Verbraucherzentrale Sachsen warnt: Keine Kontoeinrichtung aus Gefälligkeit
Bisher hört man in der Öffentlichkeit wenig über Phishing-Opfer. Dennoch gibt es sie, wissen jetzt Sachsens Verbraucherschützer. Allerdings handelt es sich dabei weniger um Personen, die auf die betrügerischen Phishing-E-Mails hereingefallen sind, sondern vielmehr um Verbraucher, die als Geldboten missbraucht werden. Zwar ist mancher einem falschen Link auf eine vermeintliche Internetseite seiner Bank gefolgt und hat verschiedene Geheimzahlen preisgegeben, aber ein finanzieller Schaden ist ihm zumeist nicht entstanden. Die betroffenen Banken haben diesen Kunden bisher den eingezogenen Geldbetrag zurückerstattet.

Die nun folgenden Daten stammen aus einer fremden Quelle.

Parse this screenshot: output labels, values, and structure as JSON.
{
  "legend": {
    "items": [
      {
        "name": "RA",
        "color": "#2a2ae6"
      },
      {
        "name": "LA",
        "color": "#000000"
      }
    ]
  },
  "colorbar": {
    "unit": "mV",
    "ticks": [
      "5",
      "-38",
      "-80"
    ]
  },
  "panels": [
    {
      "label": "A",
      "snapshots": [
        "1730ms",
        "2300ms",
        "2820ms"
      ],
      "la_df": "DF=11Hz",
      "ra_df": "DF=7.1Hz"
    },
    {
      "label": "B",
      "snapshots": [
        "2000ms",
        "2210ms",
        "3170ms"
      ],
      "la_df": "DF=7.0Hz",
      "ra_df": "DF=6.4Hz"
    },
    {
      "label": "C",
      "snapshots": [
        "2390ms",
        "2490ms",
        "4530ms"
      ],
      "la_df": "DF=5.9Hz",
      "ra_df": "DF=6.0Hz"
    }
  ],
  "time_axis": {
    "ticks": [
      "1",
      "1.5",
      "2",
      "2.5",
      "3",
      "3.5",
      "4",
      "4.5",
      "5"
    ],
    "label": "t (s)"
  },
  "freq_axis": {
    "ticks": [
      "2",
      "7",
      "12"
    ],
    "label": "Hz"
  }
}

Opfer sind leichtgläubige Menschen oder solche mit finanziellen Schwierigkeiten, die den Betrügern für deren Geldtransfers Konten zur Verfügung stellen. „Was dabei aber letztendlich auf sie zukommt, können diese Verbraucher wahrscheinlich nicht abschätzen“, meint Andrea Hoffmann, Finanzexpertin der Verbraucherzentrale Sachsen. So werden in Stellenanzeigen zu Nebenverdiensten, im Internet und mit E-Mails Personen gesucht, die auf ihren Namen ein neues Konto einrichten. Auch auf der Straße suchen sich die Betrüger dafür geeignete Personen. Anreiz, eine solch ungewöhnliche Kontoeinrichtung auf Wunsch eines Dritten vorzunehmen, ist die Aussicht auf eine verlockende Provision. Auf die Konten wird dann von den Betrügern das mittels Phishing ergaunerte Geld zwischengeparkt. Der Kontoinhaber soll dann das Geld - zum Beispiel abzüglich 10 Prozent Provision - unverzüglich mittels des Finanzdienstleisters Western Union an einen unbekannten Dritten überweisen. Dieser holt dann irgendwo in der Welt das überwiesene Geld bar von einer Postfiliale oder einer anderen Auszahlstelle ab und verschwindet damit auf Nimmerwiedersehen.
Derjenige aber, von dem das Geld unberechtigterweise vom Konto abgebucht wurde, erstattet Anzeige bei der Polizei und meldet sich bei seiner Bank als Phishing-Opfer. Die Bank bucht daraufhin den Betrag zurück. Ihrerseits hält sie sich aber an diejenige bekannte Person, auf deren Konto der abgebuchte Betrag zunächst geflossen war. Statt einer Provision von beispielsweise 2000 €, sieht sich diese Person plötzlich einer Forderung der Bank in Höhe von 20.000 € gegenüber. Diese Situation endet dann wahrscheinlich in einer Verbraucherinsolvenz. Deshalb warnen Sachsens Verbraucherschützer dringend vor dieser neuen betrügerischen Masche.